There are two critical factors hampering growth in FY24: global demand moderation and the Reserve Bank of India's (RBI) proactive tightening of monetary policy to curb inflationary pressures.
On the inflation front, 2023 is projected to close at 5.5%, primarily driven by food and energy price shocks. While this growth in consumer prices is below the 10-year average inflation rate (5.8% from 2011 to 2021), it remains within the RBI's tolerance range of 4% ± 2%.
Notably, the RBI has increased rates by a cumulative 250 basis points since May 2022, reaching 6.5% by February 2023.

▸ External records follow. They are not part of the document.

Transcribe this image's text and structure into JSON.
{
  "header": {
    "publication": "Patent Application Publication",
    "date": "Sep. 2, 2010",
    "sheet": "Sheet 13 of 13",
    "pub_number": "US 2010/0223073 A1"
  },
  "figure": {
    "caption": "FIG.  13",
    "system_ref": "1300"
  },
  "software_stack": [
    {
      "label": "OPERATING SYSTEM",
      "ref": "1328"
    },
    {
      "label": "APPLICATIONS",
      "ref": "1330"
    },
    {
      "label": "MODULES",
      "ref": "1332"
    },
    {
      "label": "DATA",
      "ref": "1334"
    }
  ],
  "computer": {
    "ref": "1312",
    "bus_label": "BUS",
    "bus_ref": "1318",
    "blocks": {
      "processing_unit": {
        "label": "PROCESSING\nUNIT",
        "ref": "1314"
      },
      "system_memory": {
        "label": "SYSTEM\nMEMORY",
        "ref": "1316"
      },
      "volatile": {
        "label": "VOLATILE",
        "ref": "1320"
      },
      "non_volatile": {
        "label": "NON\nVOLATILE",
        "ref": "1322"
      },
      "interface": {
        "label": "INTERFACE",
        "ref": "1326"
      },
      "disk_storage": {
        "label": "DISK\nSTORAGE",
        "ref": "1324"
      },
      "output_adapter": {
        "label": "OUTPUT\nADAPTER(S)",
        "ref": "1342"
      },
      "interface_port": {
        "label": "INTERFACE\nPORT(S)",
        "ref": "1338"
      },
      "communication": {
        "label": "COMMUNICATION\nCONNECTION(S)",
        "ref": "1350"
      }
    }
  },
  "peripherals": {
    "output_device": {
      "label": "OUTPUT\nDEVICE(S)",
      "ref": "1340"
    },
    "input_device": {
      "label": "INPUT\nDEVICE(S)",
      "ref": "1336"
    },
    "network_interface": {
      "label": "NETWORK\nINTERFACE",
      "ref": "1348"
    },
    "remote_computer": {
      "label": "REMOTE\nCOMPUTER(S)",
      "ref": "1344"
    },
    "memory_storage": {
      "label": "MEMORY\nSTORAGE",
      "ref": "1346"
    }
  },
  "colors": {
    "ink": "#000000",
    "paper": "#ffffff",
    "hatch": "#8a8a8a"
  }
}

In terms of economic constraints, public sector debt poses the highest challenge. In 2023, government debt as a percentage of GDP is expected to reach 81.9%, exceeding the 81% recorded in 2022. Government borrowing is estimated at 8.8% of GDP in 2023, reflecting an expansionary stance with increased spending on infrastructure, healthcare, and social welfare.
Notwithstanding tough global conditions, the government has undertaken reforms to stimulate private investment like easing foreign direct investment norms, state-owned enterprise privatisation efforts, and tax regime simplification. Overall, these are expected to enhance the business climate and productivity in the long run.
Among other challenges facing India are poverty, inequality, the need for human capital and infrastructure improvement, and environmental sustainability.